Terrazzo Floor Benefits #
Reasons to install terrazzo in your home include the following:
- Old World Beauty: Famed Renaissance artist Michelangelo used terrazzo as a medium and the flooring can be found in high-end hotels and other commercial properties throughout the world. Adding terrazzo to your home will introduce a distinctly elegant look, one that homeowners can customize with colors and patterns of their choosing.
- Longevity: Properly installed terrazzo is durable, long-lasting, waterproof, and requires very little maintenance. The material is appropriate for high-traffic areas, bathrooms, and even outdoor applications (such as around a pool). Wherever terrazzo is installed, it's not a stretch to say that it will last for decades or, in some cases, centuries.
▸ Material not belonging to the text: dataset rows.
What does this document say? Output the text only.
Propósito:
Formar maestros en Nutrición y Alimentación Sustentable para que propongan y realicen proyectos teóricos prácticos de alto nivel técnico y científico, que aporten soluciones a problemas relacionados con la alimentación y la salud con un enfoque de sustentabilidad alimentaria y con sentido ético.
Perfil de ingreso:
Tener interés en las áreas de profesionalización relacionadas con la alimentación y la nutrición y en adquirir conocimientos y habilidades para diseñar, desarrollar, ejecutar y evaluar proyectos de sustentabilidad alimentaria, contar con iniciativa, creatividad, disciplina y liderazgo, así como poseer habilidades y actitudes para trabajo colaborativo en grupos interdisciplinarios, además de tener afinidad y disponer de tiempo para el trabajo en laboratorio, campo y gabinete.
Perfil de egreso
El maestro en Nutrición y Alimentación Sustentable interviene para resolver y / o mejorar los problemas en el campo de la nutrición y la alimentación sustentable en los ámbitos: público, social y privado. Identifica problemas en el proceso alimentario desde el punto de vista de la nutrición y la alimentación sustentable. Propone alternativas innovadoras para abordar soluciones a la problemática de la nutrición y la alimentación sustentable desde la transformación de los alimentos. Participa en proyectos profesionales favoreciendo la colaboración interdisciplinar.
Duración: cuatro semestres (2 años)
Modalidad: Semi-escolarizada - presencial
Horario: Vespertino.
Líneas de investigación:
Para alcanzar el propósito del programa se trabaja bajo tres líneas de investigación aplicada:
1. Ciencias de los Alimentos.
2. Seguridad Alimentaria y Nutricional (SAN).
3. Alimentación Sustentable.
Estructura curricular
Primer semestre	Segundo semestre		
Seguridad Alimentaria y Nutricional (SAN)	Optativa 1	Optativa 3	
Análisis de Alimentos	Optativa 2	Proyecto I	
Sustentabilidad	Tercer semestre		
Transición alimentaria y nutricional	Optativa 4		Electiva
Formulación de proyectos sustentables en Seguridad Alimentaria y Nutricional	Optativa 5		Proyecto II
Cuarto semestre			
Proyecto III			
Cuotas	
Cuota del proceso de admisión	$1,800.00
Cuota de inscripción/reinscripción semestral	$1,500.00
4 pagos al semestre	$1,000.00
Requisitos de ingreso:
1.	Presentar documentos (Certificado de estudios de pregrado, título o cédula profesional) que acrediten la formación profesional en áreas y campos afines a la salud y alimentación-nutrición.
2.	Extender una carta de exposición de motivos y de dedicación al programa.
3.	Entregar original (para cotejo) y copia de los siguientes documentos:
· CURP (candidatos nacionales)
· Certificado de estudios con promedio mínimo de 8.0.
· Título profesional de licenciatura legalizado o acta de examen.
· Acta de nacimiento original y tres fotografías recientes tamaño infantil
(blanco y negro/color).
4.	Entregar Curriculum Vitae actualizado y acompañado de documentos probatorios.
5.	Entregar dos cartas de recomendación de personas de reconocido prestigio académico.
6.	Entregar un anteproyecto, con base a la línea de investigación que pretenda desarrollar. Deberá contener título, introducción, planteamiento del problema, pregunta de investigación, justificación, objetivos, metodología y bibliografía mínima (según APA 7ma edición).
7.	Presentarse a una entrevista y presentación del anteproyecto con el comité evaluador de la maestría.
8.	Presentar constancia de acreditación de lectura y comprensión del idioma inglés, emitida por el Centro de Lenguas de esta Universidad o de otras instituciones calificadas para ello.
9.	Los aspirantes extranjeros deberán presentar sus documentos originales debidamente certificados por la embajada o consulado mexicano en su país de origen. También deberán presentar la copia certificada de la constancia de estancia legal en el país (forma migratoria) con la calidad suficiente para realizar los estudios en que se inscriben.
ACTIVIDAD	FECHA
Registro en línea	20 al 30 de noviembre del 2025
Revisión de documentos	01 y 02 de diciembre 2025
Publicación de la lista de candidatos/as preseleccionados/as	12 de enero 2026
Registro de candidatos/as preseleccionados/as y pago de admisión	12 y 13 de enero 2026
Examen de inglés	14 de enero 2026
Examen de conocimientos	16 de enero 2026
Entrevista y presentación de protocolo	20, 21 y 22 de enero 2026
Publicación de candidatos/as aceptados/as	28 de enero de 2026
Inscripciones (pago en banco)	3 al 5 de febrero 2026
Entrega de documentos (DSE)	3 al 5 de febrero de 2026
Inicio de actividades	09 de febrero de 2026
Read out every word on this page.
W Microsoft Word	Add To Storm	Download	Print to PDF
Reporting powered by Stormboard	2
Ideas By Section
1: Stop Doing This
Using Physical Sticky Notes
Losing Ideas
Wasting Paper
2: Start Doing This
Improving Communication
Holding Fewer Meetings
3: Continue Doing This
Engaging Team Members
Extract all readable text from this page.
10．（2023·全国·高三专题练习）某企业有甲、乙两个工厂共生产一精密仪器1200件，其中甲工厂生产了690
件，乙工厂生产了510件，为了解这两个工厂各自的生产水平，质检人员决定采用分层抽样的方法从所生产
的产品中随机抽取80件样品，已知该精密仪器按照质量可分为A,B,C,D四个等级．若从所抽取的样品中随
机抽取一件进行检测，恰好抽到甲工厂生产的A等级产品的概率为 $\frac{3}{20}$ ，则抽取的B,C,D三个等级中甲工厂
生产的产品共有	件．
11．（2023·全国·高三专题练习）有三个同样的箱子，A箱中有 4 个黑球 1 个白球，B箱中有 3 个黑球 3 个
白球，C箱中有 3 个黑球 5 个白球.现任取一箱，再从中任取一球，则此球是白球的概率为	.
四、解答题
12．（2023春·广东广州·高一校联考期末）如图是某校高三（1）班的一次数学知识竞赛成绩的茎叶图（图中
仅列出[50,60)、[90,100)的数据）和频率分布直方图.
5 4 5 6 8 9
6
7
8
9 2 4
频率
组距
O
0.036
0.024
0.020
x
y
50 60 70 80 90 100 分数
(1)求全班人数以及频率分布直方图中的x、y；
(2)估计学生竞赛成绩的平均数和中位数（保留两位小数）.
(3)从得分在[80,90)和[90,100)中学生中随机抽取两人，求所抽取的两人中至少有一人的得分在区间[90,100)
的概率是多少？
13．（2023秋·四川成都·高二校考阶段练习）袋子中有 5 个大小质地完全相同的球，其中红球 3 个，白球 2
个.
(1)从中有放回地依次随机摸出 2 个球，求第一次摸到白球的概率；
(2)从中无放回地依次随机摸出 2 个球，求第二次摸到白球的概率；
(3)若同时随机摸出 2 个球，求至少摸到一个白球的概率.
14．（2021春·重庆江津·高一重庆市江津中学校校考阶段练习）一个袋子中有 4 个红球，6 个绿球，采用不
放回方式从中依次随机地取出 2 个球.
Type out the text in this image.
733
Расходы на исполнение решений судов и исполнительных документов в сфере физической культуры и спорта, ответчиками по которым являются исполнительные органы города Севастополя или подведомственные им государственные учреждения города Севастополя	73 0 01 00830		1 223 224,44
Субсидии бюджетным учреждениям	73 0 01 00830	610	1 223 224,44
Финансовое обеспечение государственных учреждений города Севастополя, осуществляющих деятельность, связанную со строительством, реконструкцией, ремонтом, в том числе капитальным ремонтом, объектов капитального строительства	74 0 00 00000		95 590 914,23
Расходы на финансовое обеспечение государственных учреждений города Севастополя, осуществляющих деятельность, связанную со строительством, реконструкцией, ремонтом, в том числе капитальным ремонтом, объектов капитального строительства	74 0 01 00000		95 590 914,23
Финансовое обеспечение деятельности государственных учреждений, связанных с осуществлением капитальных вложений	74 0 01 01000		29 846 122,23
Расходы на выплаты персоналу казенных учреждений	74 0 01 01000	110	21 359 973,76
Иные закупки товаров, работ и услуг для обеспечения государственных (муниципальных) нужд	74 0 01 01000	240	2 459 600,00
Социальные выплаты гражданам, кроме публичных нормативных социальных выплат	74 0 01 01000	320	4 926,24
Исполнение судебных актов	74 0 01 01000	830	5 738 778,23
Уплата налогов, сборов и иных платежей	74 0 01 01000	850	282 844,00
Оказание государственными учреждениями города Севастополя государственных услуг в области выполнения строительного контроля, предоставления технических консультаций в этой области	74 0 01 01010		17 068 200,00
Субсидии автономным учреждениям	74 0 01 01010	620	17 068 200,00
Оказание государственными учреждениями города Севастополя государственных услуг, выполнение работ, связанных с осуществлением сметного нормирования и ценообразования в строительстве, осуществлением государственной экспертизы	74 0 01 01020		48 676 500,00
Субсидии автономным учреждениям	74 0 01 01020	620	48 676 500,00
- Natural: The original terrazzo floors of Northern Italy were made from recycled materials, and the recycled glass that's often found in modern terrazzo floors continues this tradition. Terrazzo is also non-toxic (it produces no VOCs), as its primary ingredients are stone and cement, and the flooring is itself recyclable.
Terrazzo Flooring Costs #
- Installed onsite by professionals, terrazzo floors might cost $20 to $100 per square foot. Accounting for this large price range is the scope of the job (smaller jobs tend to cost more), the level of detail (custom patterns demand significantly more, as well as skilled, labor), and the exact components of the aggregate. A typical residential job (say, a 15' x 15' kitchen) might only cost $25 to $50 per square foot (or, roughly $5,500 to $11,000).
- Terrazzo tile, at around $15 to $30 per square foot installed, is a much more affordable option. While they don't allow for the high level of customization that traditional terrazzo does, these tiles are available in a wide range of colors and textures.